Paciência e legado: o tempo como valor civilizacional segundo Joseval Carneiro

Em artigo intitulado “O segredo dos chineses”, publicado por Joseval Carneiro em 2025 no veículo Tribuna da Bahia, o jornalista, escritor e vice-presidente da Academia de Cultura da Bahia propõe uma análise sobre o valor do tempo e da paciência, em contraposição à urgência e ao imediatismo característicos das sociedades ocidentais contemporâneas. O autor recorre a exemplos históricos e culturais para defender que a serenidade diante do tempo é um dos maiores legados civilizatórios da humanidade.

A cultura chinesa e a virtude da espera

Segundo Carneiro, a China se destaca por sua concepção milenar do tempo, marcada pela ausência de ansiedade e pela capacidade de esperar. “A China não tem pressa. Cultura milenar, não tem estresse, ansiedade ou depressão, ao modo ocidental de hoje. Saber esperar é sua maior dádiva”, afirma o autor.

Para ilustrar essa perspectiva, ele narra o exemplo de um tecelão chinês que, questionado sobre o prazo para concluir um tapete artesanal, responde com tranquilidade: “Se eu não conseguir, meus netos o terminarão.” A passagem reforça a ideia de que, para certas culturas, o tempo não é um fator limitante, mas sim um aliado no aperfeiçoamento das obras humanas.

Monumentos que desafiam o tempo

O autor também recorre à história da arte e da arquitetura para sustentar seu argumento. Menciona obras como a Catedral de Colônia, na Alemanha, o teto da Capela Sistina, no Vaticano, e a Catedral de Notre-Dame, em Paris — construções que demandaram séculos de trabalho e dedicação contínua, refletindo o compromisso das civilizações com a beleza duradoura.

Em contraste, cita a Basílica da Sagrada Família, em Barcelona, que permanece inacabada mesmo após 140 anos, por ser impossível a outros artistas manterem o estilo original de Antoni Gaudí, com suas linhas curvas e inusitadas. Nesse ponto, Carneiro reforça a sabedoria do provérbio popular: “A pressa é inimiga da perfeição.”

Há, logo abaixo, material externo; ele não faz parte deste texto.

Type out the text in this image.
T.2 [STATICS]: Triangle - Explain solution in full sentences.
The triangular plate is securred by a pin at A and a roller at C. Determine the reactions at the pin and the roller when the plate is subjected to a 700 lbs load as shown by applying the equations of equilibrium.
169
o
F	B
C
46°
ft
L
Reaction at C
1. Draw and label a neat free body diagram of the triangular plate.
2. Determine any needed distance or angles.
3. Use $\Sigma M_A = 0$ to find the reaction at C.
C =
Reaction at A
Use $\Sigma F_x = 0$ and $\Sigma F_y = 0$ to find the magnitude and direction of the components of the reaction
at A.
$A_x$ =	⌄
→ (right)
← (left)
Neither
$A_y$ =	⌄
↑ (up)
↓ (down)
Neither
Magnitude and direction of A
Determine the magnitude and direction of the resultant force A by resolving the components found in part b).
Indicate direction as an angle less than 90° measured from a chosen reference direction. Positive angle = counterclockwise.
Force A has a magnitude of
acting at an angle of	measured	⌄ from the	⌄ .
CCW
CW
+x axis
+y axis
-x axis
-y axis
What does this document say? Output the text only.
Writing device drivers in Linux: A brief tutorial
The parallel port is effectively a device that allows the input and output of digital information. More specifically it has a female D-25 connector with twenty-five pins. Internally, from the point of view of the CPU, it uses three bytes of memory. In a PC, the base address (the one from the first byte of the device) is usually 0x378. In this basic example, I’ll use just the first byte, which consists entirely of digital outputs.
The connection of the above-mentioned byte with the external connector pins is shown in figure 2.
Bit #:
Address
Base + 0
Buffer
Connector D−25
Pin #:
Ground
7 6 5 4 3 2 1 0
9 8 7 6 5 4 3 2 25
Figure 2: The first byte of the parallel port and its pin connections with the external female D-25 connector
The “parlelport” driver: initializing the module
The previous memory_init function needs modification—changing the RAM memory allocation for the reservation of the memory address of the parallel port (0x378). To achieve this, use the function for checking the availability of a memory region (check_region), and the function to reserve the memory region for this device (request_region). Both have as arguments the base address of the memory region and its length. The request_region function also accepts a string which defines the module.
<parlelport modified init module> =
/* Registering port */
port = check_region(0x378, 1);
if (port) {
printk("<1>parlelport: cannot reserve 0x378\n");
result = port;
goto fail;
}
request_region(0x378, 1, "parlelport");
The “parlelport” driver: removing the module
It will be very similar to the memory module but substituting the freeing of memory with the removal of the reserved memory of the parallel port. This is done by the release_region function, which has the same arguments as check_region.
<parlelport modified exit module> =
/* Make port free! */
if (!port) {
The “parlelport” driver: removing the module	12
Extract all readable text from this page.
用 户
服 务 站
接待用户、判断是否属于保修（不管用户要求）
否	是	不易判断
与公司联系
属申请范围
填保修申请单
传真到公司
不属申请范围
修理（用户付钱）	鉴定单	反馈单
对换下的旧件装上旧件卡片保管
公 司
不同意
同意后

O tempo como medida da vida

Além dos exemplos culturais, o texto reflete sobre o próprio funcionamento da natureza. O autor observa que a posição da Terra em relação ao Sol é ideal para a sustentação da vida, pois qualquer variação significativa na distância ou na velocidade de rotação comprometeria a habitabilidade do planeta. “Se mais afastado, morreríamos de frio; se mais próximo, morreríamos torrados”, escreve Carneiro, afirmando: “Deus sabe o que faz.”

Tempo, eternidade e espiritualidade

Ao final de sua reflexão, Joseval Carneiro propõe uma visão espiritual do tempo, sustentando que a existência não se limita à vida terrena. “Sejamos bem conectados. Mesmo porque a vida é eterna.” A frase encerra o artigo com um apelo à interiorização e ao resgate de valores essenciais, em um mundo dominado por excessos de velocidade, consumo e fugacidade.